The latest SEEDoc follows the story of the Grow Dat Youth Farm - a brilliant example of what we call “Urban Agri-puncture” (a strategy that uses design & Urban Agriculture to target a city’s most deprived, unhealthy neighborhoods) that is changing the lives of New Orleans youth.
More on this inspiring story, after the break…
Seven years have passed since Katrina, and yet New Orleans’ poor, minority households continue to bear “the brunt of the devastation.” There is crime, drugs, and violence, yes, but there is also a less newsworthy, and yet just as damaging, element to Katrina’s legacy: the limited access to fresh food.
As a recent New York Times article pointed out: “Before the storm, there were 30 [supermarkets] in New Orleans; today, there are 21. Most that have reopened are in wealthier neighborhoods: a Tulane University survey in 2007, the latest data available, found that nearly 60 percent of low-income residents had to travel more than three miles to reach a supermarket, though only 58 percent owned a car. In the Lower Ninth Ward, one of the hardest-hit areas, the only stores within walking distance are dollar stores, which sell staples like eggs, milk and meat, but few fresh fruits and vegetables.”
So it should come as no surprise that New Orleans suffers from a “hierarchy of health,” where the wealthy can afford to be healthy, but the poor suffer disproportionately from malnutrition, obesity, and illness (particularly Diabetes).
And yet, nestled in 4 acres of New Orleans’ beautiful City Park, lies a solution.
At the Grow Dat Youth Farm, youth from across the city of New Orleans come to learn, work, earn money, and grow food that goes back out to the city; the teens themselves sell about 60% of the produce to markets, restaurants, and corner stores, the other 40% they then donate via Shared Harvest.
But it’s not just the youth that make this farm come alive – it’s the people of all stripes, shapes, sizes, and disciplines (architects included) that have come together for this common cause.

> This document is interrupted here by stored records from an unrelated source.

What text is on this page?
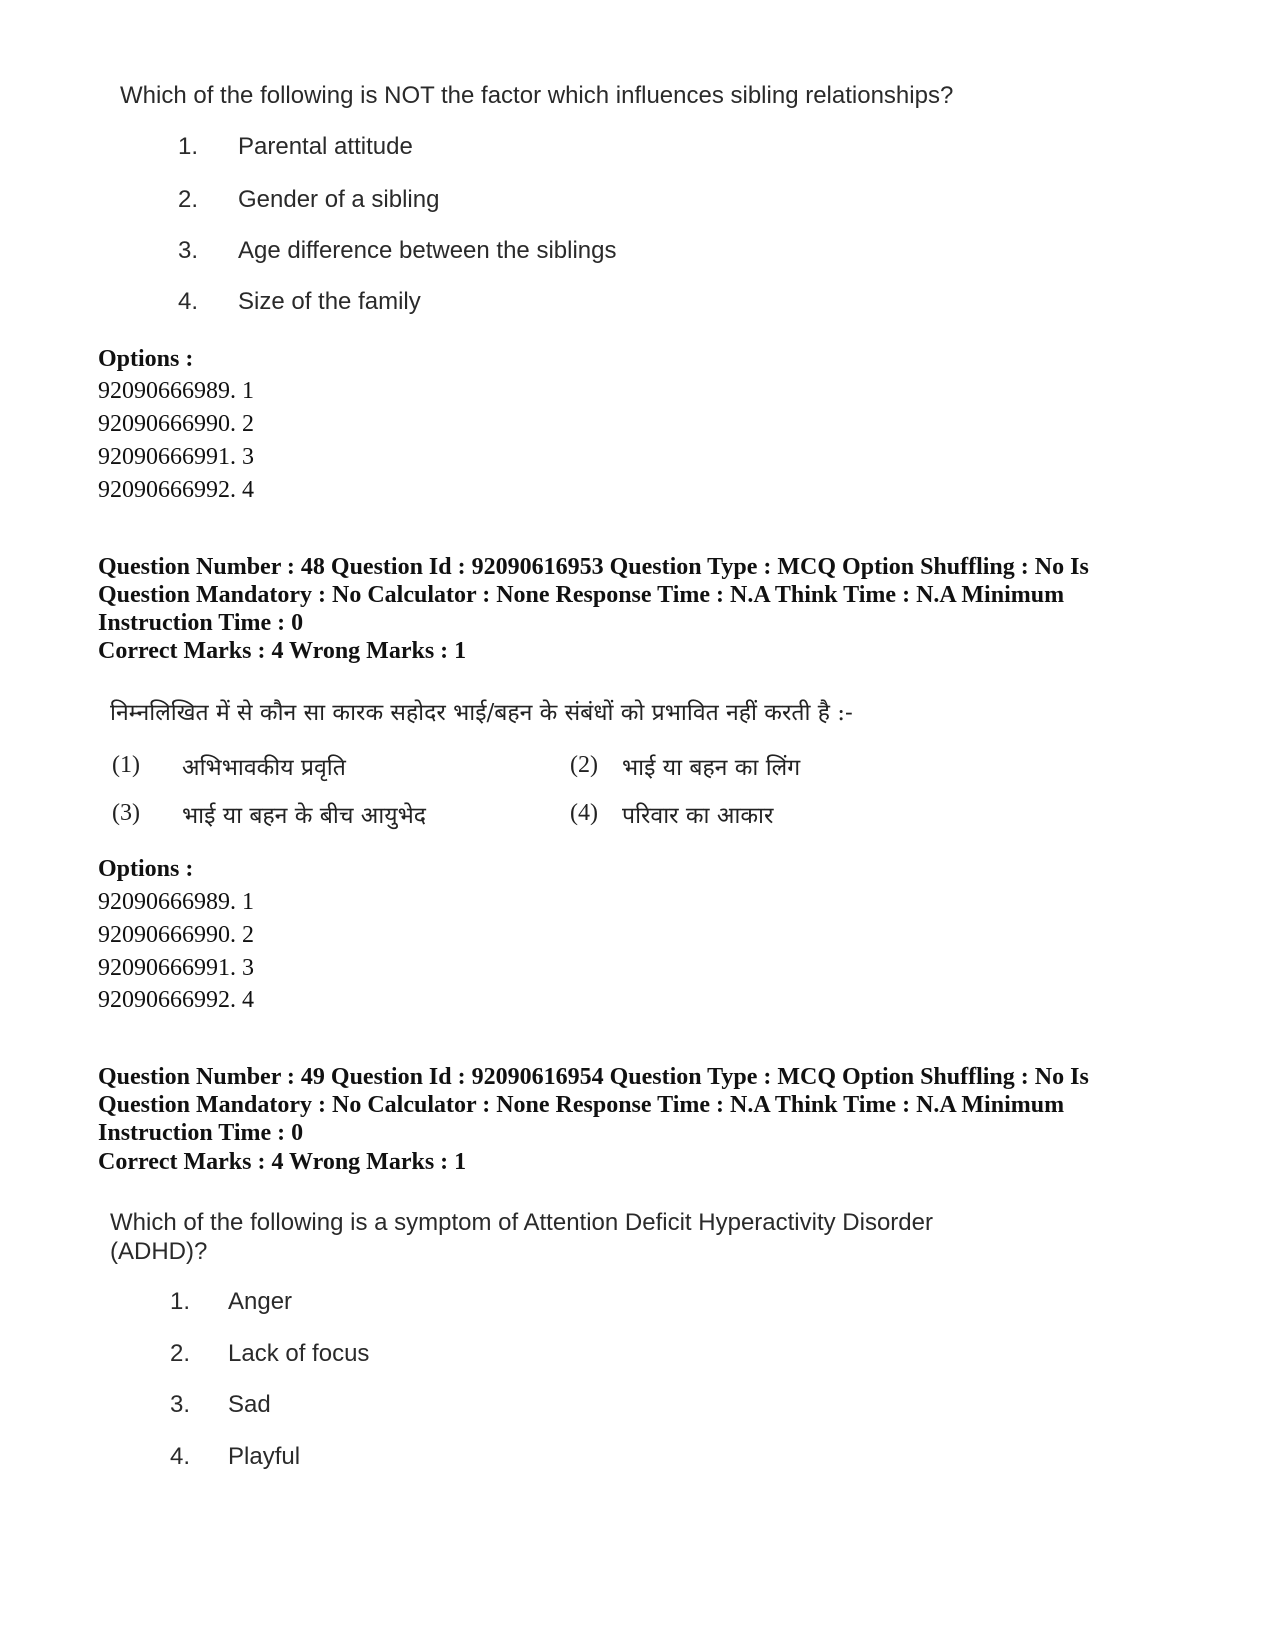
Which of the following is NOT the factor which influences sibling relationships?
1. Parental attitude
2. Gender of a sibling
3. Age difference between the siblings
4. Size of the family
Options :
92090666989. 1
92090666990. 2
92090666991. 3
92090666992. 4
Question Number : 48 Question Id : 92090616953 Question Type : MCQ Option Shuffling : No Is Question Mandatory : No Calculator : None Response Time : N.A Think Time : N.A Minimum Instruction Time : 0
Correct Marks : 4 Wrong Marks : 1
निम्नलिखित में से कौन सा कारक सहोदर भाई/बहन के संबंधों को प्रभावित नहीं करती है :-
(1) अभिभावकीय प्रवृति	(2) भाई या बहन का लिंग
(3) भाई या बहन के बीच आयुभेद	(4) परिवार का आकार
Options :
92090666989. 1
92090666990. 2
92090666991. 3
92090666992. 4
Question Number : 49 Question Id : 92090616954 Question Type : MCQ Option Shuffling : No Is Question Mandatory : No Calculator : None Response Time : N.A Think Time : N.A Minimum Instruction Time : 0
Correct Marks : 4 Wrong Marks : 1
Which of the following is a symptom of Attention Deficit Hyperactivity Disorder
(ADHD)?
1. Anger
2. Lack of focus
3. Sad
4. Playful
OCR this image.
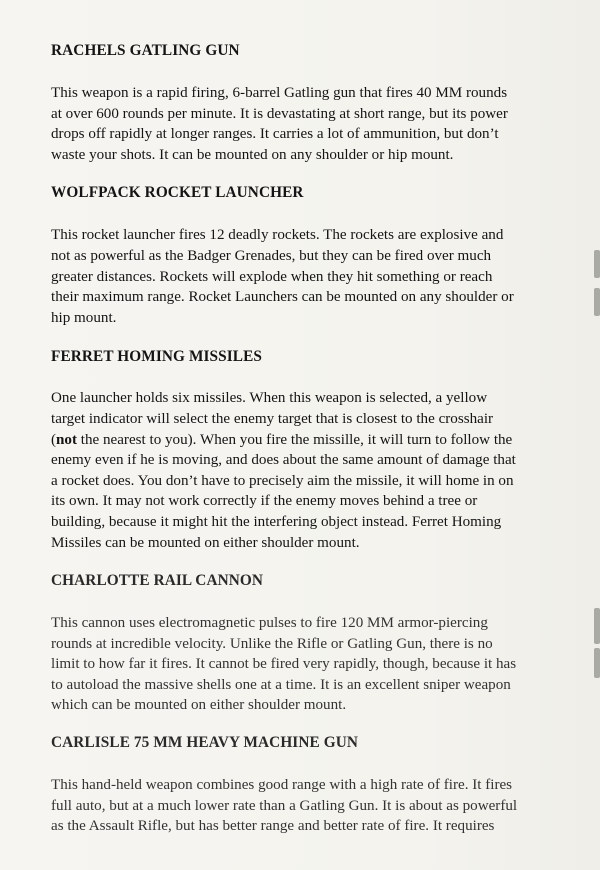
RACHELS GATLING GUN

This weapon is a rapid firing, 6-barrel Gatling gun that fires 40 MM rounds
at over 600 rounds per minute. It is devastating at short range, but its power
drops off rapidly at longer ranges. It carries a lot of ammunition, but don’t
waste your shots. It can be mounted on any shoulder or hip mount.

WOLFPACK ROCKET LAUNCHER

This rocket launcher fires 12 deadly rockets. The rockets are explosive and
not as powerful as the Badger Grenades, but they can be fired over much
greater distances. Rockets will explode when they hit something or reach
their maximum range. Rocket Launchers can be mounted on any shoulder or
hip mount.

FERRET HOMING MISSILES

One launcher holds six missiles. When this weapon is selected, a yellow
target indicator will select the enemy target that is closest to the crosshair
(not the nearest to you). When you fire the missille, it will turn to follow the
enemy even if he is moving, and does about the same amount of damage that
a rocket does. You don’t have to precisely aim the missile, it will home in on
its own. It may not work correctly if the enemy moves behind a tree or
building, because it might hit the interfering object instead. Ferret Homing
Missiles can be mounted on either shoulder mount.

CHARLOTTE RAIL CANNON

This cannon uses electromagnetic pulses to fire 120 MM armor-piercing
rounds at incredible velocity. Unlike the Rifle or Gatling Gun, there is no
limit to how far it fires. It cannot be fired very rapidly, though, because it has
to autoload the massive shells one at a time. It is an excellent sniper weapon
which can be mounted on either shoulder mount.

CARLISLE 75 MM HEAVY MACHINE GUN

This hand-held weapon combines good range with a high rate of fire. It fires
full auto, but at a much lower rate than a Gatling Gun. It is about as powerful
as the Assault Rifle, but has better range and better rate of fire. It requires
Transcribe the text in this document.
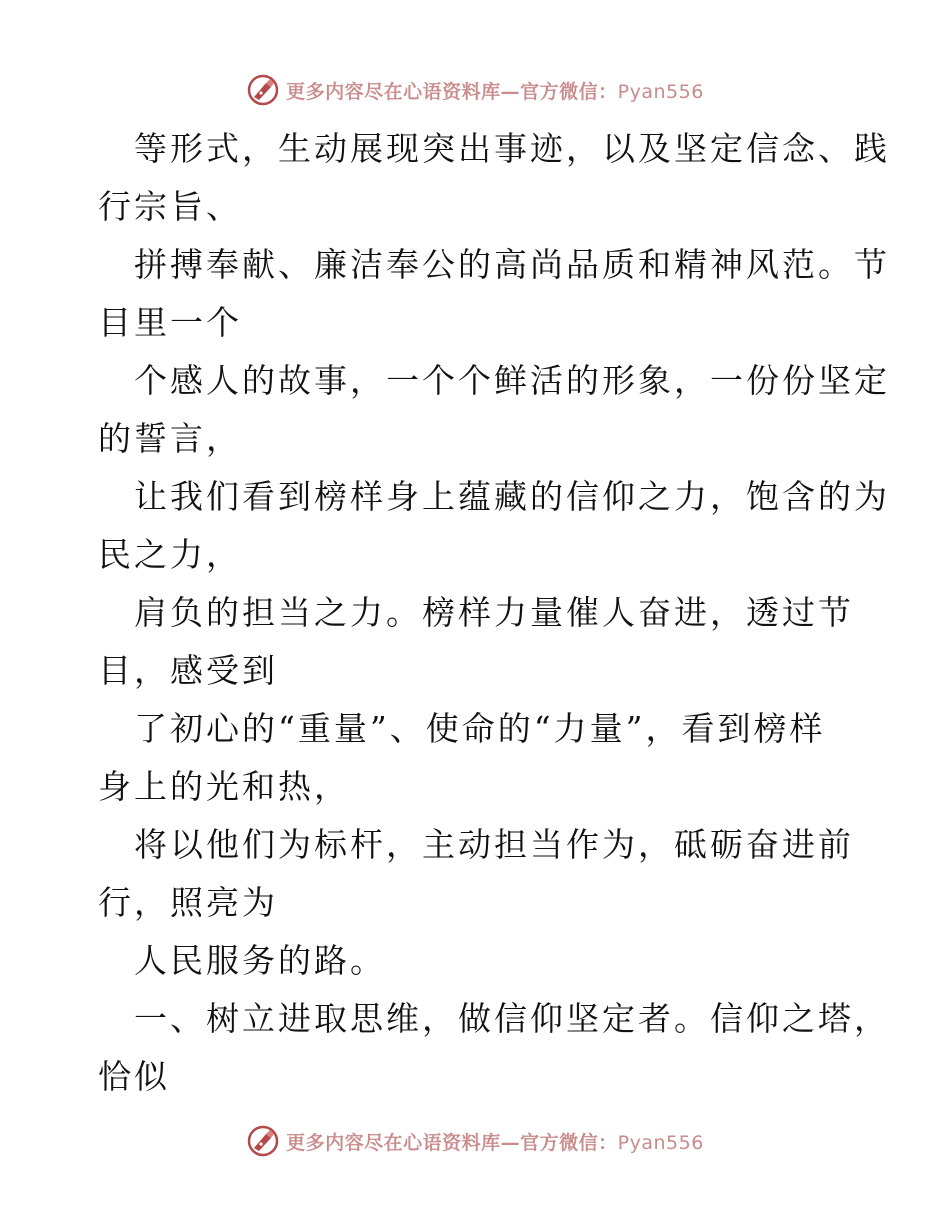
更多内容尽在心语资料库—官方微信：Pyan556
等形式，生动展现突出事迹，以及坚定信念、践
行宗旨、
拼搏奉献、廉洁奉公的高尚品质和精神风范。节
目里一个
个感人的故事，一个个鲜活的形象，一份份坚定
的誓言，
让我们看到榜样身上蕴藏的信仰之力，饱含的为
民之力，
肩负的担当之力。榜样力量催人奋进，透过节
目，感受到
了初心的“重量”、使命的“力量”，看到榜样
身上的光和热，
将以他们为标杆，主动担当作为，砥砺奋进前
行，照亮为
人民服务的路。
一、树立进取思维，做信仰坚定者。信仰之塔，
恰似
更多内容尽在心语资料库—官方微信：Pyan556
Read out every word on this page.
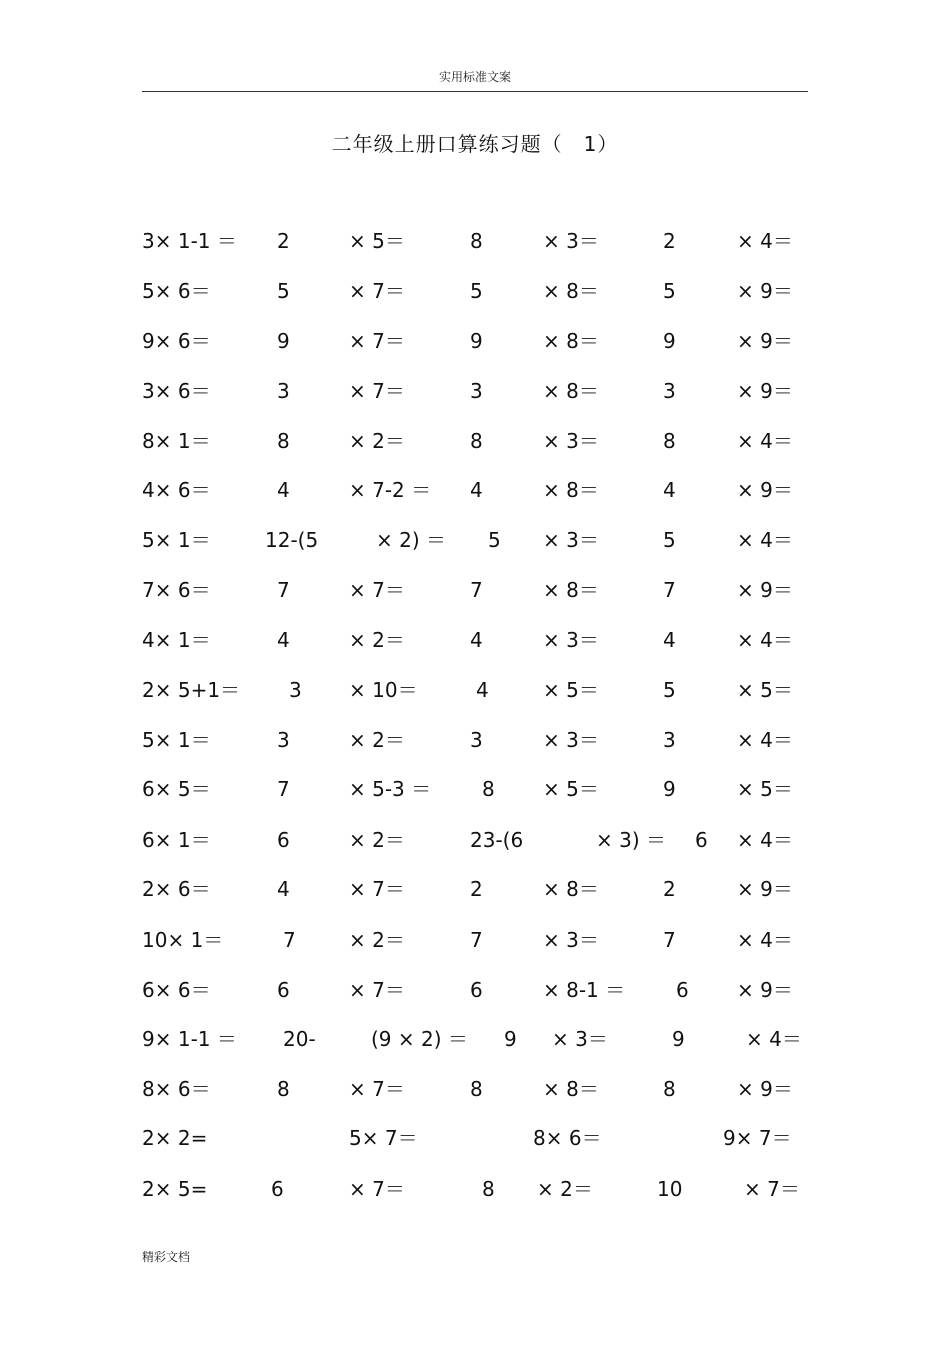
实用标准文案
二年级上册口算练习题（　1）
3× 1-1 ＝ 2	× 5＝	8	× 3＝	2	× 4＝
5× 6＝	5	× 7＝	5	× 8＝	5	× 9＝
9× 6＝	9	× 7＝	9	× 8＝	9	× 9＝
3× 6＝	3	× 7＝	3	× 8＝	3	× 9＝
8× 1＝	8	× 2＝	8	× 3＝	8	× 4＝
4× 6＝	4	× 7-2 ＝ 4	× 8＝	4	× 9＝
5× 1＝	12-(5	× 2) ＝ 5 × 3＝	5	× 4＝
7× 6＝	7	× 7＝	7	× 8＝	7	× 9＝
4× 1＝	4	× 2＝	4	× 3＝	4	× 4＝
2× 5+1＝ 3 × 10＝	4	× 5＝	5	× 5＝
5× 1＝	3	× 2＝	3	× 3＝	3	× 4＝
6× 5＝	7	× 5-3 ＝	8 × 5＝	9	× 5＝
6× 1＝	6	× 2＝	23-(6	× 3) ＝ 6 × 4＝
2× 6＝	4	× 7＝	2	× 8＝	2	× 9＝
10× 1＝	7	× 2＝	7	× 3＝	7	× 4＝
6× 6＝	6	× 7＝	6	× 8-1 ＝	6 × 9＝
9× 1-1 ＝ 20-	(9 × 2) ＝ 9 × 3＝	9	× 4＝
8× 6＝	8	× 7＝	8	× 8＝	8	× 9＝
2× 2=	5× 7＝	8× 6＝	9× 7＝
2× 5=	6	× 7＝	8 × 2＝	10	× 7＝
精彩文档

Central to the farm’s development has been the creation of a campus, designed and constructed by students enrolled in design-build studios at the Tulane City Center at Tulane’s School of Architecture. From an abandoned golf course to an energy-efficient, organic farm sensitive to regional climate, the story of Tulane and the Grow Dat Youth Farm shows what can be accomplished when architects are heavily invested in, and in fact become a part of, the community they serve.
Architecture students worked with community-members to design various structures: an outdoor classroom, teaching kitchen, locker rooms, administrative offices, a large post-harvest area. This collaborative process may not always have been easy, but as Emilie Taylor, the Design Build Manager at the Tulane City Center puts it in the mini-doc:
“Design can make a difference, but you’re not going to save the world by making a beautiful object. But if you as a designer can plug-in with a community partner in a group and a larger community that’s all working towards a goal, you can be part of a team that’s really transformative.”
Ultimately, this is what Public Interest Design is all about – empowering architects to not just design for a community, but with one, to help the community in their efforts to overcome crippling obstacles, and be a part of something truly transformative.